Growth was already a target for Dickinson Fleet Services leadership when the company partnered with Sage Oil Vac two years ago. For Gregory, the decision to work with Sage as Dickinson’s growth continued made sense because of shared emphases on service and efficiency. Upon learning of the new efficiencies Sage systems could create for Dickinson mobile service trucks, for example, Gregory said the normal caution with which his company typically approaches new innovations quickly faded.
“We looked into Sage systems cautiously, as we do with any change. That caution went away pretty quickly with Sage. It wasn’t long after we tried their systems that we decided to integrate them into our whole fleet,” Gregory said. “They have great people, offer a great product and provide strong follow-up after the sale. They are proud of their product, you can see that pride in all of their people, and that inspires confidence in us as a partner.”

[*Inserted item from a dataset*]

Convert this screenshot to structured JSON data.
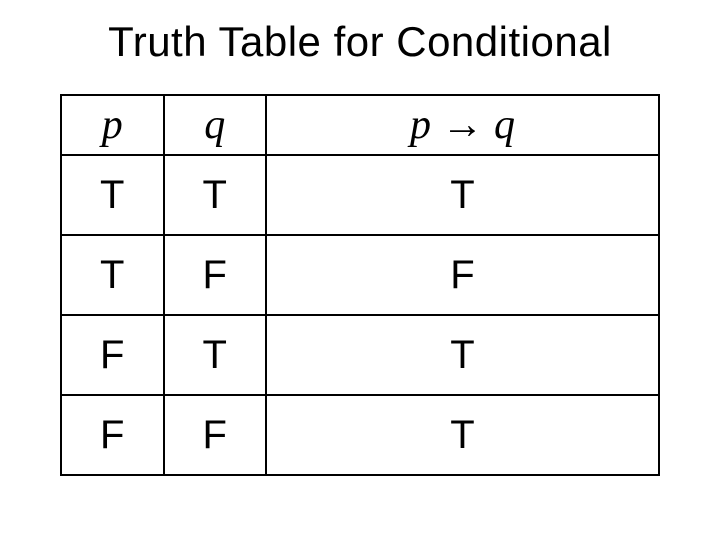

Though it’s difficult to quantify return on investment (ROI) improvements of Sage systems in Dickinson’s 450-truck mobile maintenance fleet, Gregory knows they have contributed to the company’s bottom line, both in terms of maintenance and efficiency of mobile service operations. The systems have been relatively low-maintenance since integrating them into the Dickinson fleet, and thus far Gregory has found them to be durable and long-lasting, two fundamental qualities he looks for in every new innovation to improve the company’s service vehicles.
“We are always improving our mobile trucks. We look at the overall ROI of the application of our fleet, and there has been an improvement,” he said. “We are always looking down the road because we want our equipment to last awhile, and we know that Sage systems will.”
Future growth plans
In the near future, Gregory said Dickinson will continue to improve its mobile service trucks as the company puts growing emphasis on overall fleet maintenance, not just truck maintenance, for its customers. For example, in addition to keeping up with new Sage system innovations, the Dickinson fleet is transitioning to aluminum body components. The goal: Make each service truck last a decade in the field.
“We’ve gone to an aluminum body that maintenance equipment resides inside of. We are setting a goal that every component within the box of that truck and chassis should last 10 years. We want all of our equipment to last that long. I am confident our Sage systems will last quite a while,” Gregory said. “Sage will always play a major role as we continue to refine and evolve these trucks in looking at different applications. We’re always going with Sage. I think switching to them has been one of the most strategic and smartest moves we’ve ever made.”